# What You’ll Need:
→ Vegetables
01 - 2 large leeks (white and light green parts only), sliced
02 - 1 lb potatoes, peeled and diced
03 - 2 cloves garlic, minced
04 - 1 medium onion, chopped
→ Meats
05 - 5 oz chorizo sausage, sliced or diced
→ Liquids
06 - 4 cups chicken or vegetable stock
07 - 1/2 cup heavy cream (optional)
→ Spices & Seasoning
08 - 1 tsp smoked paprika
09 - Salt and freshly ground black pepper, to taste
10 - 2 tbsp olive oil
→ Garnish
11 - Chopped fresh parsley
12 - Crusty bread
# How to Make It:
01 - Warm olive oil in a large soup pot over medium heat. Add chorizo sausage and sauté for 3 to 4 minutes until browned and the rendered oil is red. Remove half the chorizo with a slotted spoon; reserve for garnish.
02 - Add onion, garlic, and sliced leeks to the pot.
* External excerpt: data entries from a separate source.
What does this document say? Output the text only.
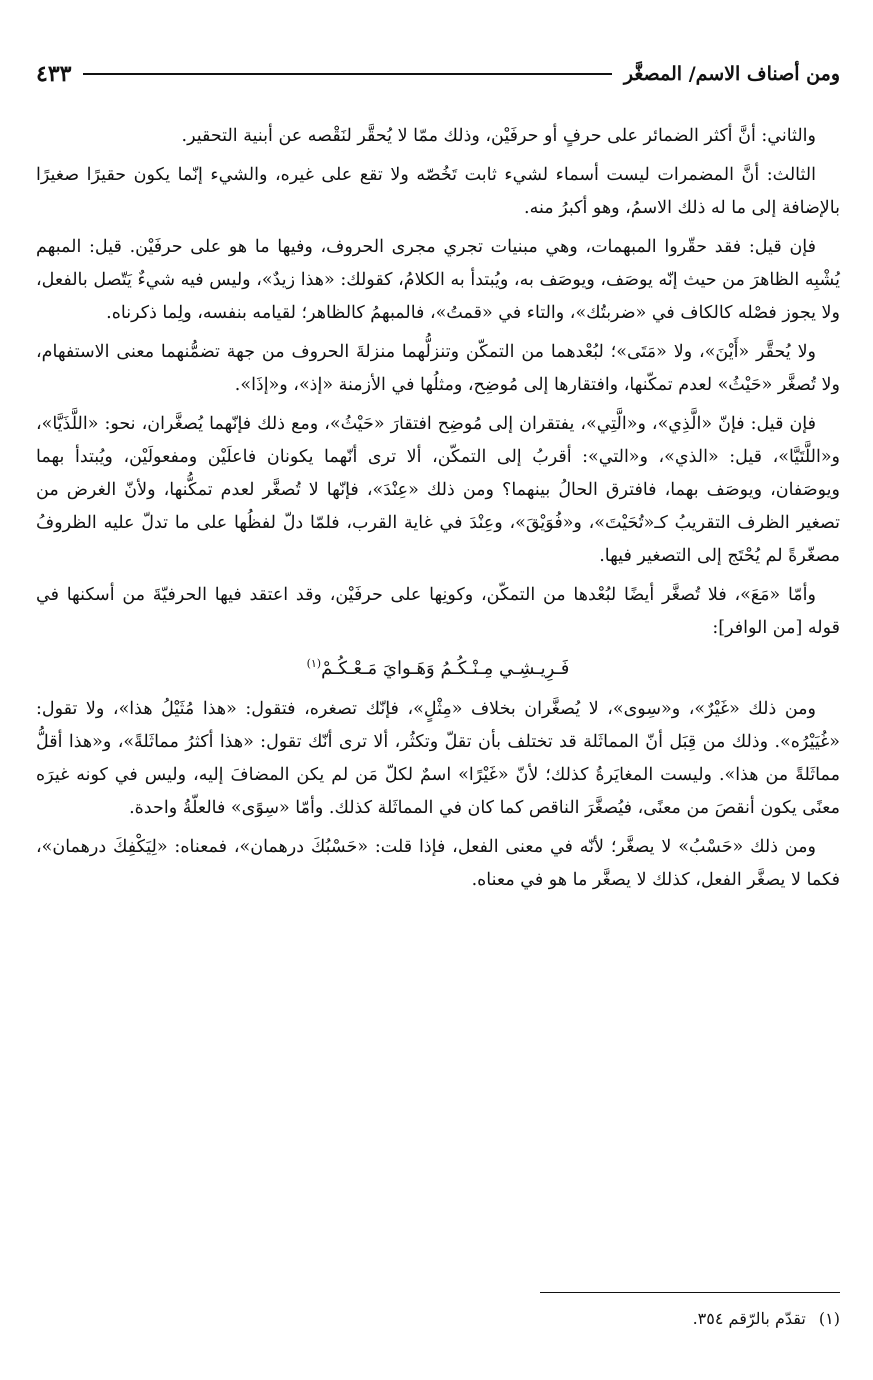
ومن أصناف الاسم/ المصغَّر
٤٣٣

والثاني: أنَّ أكثر الضمائر على حرفٍ أو حرفَيْن، وذلك ممّا لا يُحقَّر لنَقْصه عن أبنية التحقير.

الثالث: أنَّ المضمرات ليست أسماء لشيء ثابت تَخُصّه ولا تقع على غيره، والشيء إنّما يكون حقيرًا صغيرًا بالإضافة إلى ما له ذلك الاسمُ، وهو أكبرُ منه.

فإن قيل: فقد حقّروا المبهمات، وهي مبنيات تجري مجرى الحروف، وفيها ما هو على حرفَيْن. قيل: المبهم يُشْبِه الظاهرَ من حيث إنّه يوصَف، ويوصَف به، ويُبتدأ به الكلامُ، كقولك: «هذا زيدٌ»، وليس فيه شيءٌ يَتّصل بالفعل، ولا يجوز فصْله كالكاف في «ضربتُك»، والتاء في «قمتُ»، فالمبهمُ كالظاهر؛ لقيامه بنفسه، ولِما ذكرناه.

ولا يُحقَّر «أَيْنَ»، ولا «مَتَى»؛ لبُعْدهما من التمكّن وتنزلُّهما منزلةَ الحروف من جهة تضمُّنهما معنى الاستفهام، ولا تُصغَّر «حَيْثُ» لعدم تمكّنها، وافتقارها إلى مُوضِح، ومثلُها في الأزمنة «إذ»، و«إذَا».

فإن قيل: فإنّ «الَّذِي»، و«الَّتِي»، يفتقران إلى مُوضِح افتقارَ «حَيْثُ»، ومع ذلك فإنّهما يُصغَّران، نحو: «اللَّذَيَّا»، و«اللَّتَيَّا»، قيل: «الذي»، و«التي»: أقربُ إلى التمكّن، ألا ترى أنّهما يكونان فاعلَيْن ومفعولَيْن، ويُبتدأ بهما ويوصَفان، ويوصَف بهما، فافترق الحالُ بينهما؟ ومن ذلك «عِنْدَ»، فإنّها لا تُصغَّر لعدم تمكُّنها، ولأنّ الغرض من تصغير الظرف التقريبُ كـ«تُحَيْتَ»، و«فُوَيْقَ»، وعِنْدَ في غاية القرب، فلمّا دلّ لفظُها على ما تدلّ عليه الظروفُ مصغّرةً لم يُحْتَج إلى التصغير فيها.

وأمّا «مَعَ»، فلا تُصغَّر أيضًا لبُعْدها من التمكّن، وكونِها على حرفَيْن، وقد اعتقد فيها الحرفيّةَ من أسكنها في قوله [من الوافر]:

فَـرِيـشِـي مِـنْـكُـمُ وَهَـوايَ مَـعْـكُـمْ$^{(١)}$

ومن ذلك «غَيْرٌ»، و«سِوى»، لا يُصغَّران بخلاف «مِثْلٍ»، فإنّك تصغره، فتقول: «هذا مُثَيْلُ هذا»، ولا تقول: «غُيَيْرُه». وذلك من قِبَل أنّ المماثَلة قد تختلف بأن تقلّ وتكثُر، ألا ترى أنّك تقول: «هذا أكثرُ مماثَلةً»، و«هذا أقلُّ مماثَلةً من هذا». وليست المغايَرةُ كذلك؛ لأنّ «غَيْرًا» اسمٌ لكلّ مَن لم يكن المضافَ إليه، وليس في كونه غيرَه معنًى يكون أنقصَ من معنًى، فيُصغَّرَ الناقص كما كان في المماثَلة كذلك. وأمّا «سِوًى» فالعلّةُ واحدة.

ومن ذلك «حَسْبُ» لا يصغَّر؛ لأنّه في معنى الفعل، فإذا قلت: «حَسْبُكَ درهمان»، فمعناه: «لِيَكْفِكَ درهمان»، فكما لا يصغَّر الفعل، كذلك لا يصغَّر ما هو في معناه.

(١) تقدّم بالرّقم ٣٥٤.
Cook for 5 minutes, stirring occasionally, until vegetables are softened but not browned.
03 - Stir in diced potatoes and smoked paprika, cooking for 2 minutes to coat the potatoes with flavor.
04 - Pour in chicken or vegetable stock. Increase heat to bring to boil, then reduce heat to low and simmer for 20 minutes, until potatoes are tender.
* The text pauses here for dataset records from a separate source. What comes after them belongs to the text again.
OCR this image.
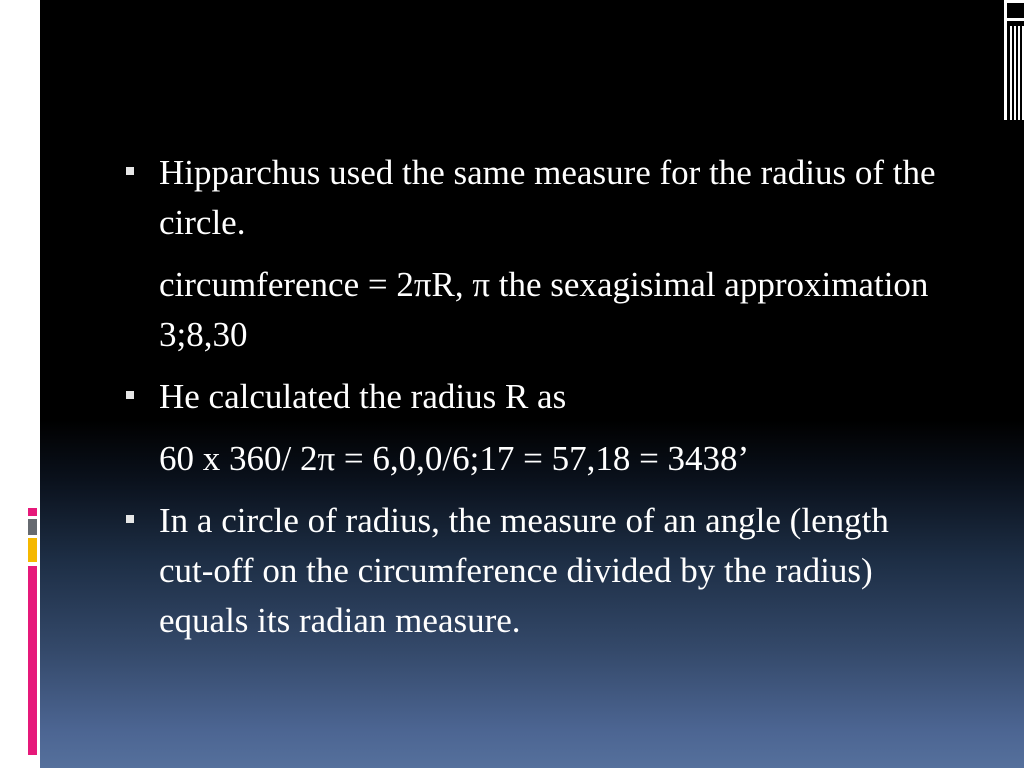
Hipparchus used the same measure for the radius of the circle.
circumference = 2πR, π the sexagisimal approximation 3;8,30
He calculated the radius R as
60 x 360/ 2π = 6,0,0/6;17 = 57,18 = 3438’
In a circle of radius, the measure of an angle (length cut-off on the circumference divided by the radius) equals its radian measure.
05 - Using a stick blender, partially blend the soup in the pot, leaving some potato chunks for texture. Alternatively, blend half the soup in a blender and return it to the pot.
06 - Stir in heavy cream if using. Return reserved chorizo to the pot. Season with salt and freshly ground black pepper to taste. Heat through for 2 to 3 minutes.
07 - Ladle soup into bowls, garnish each with fresh parsley, and serve with crusty bread if desired.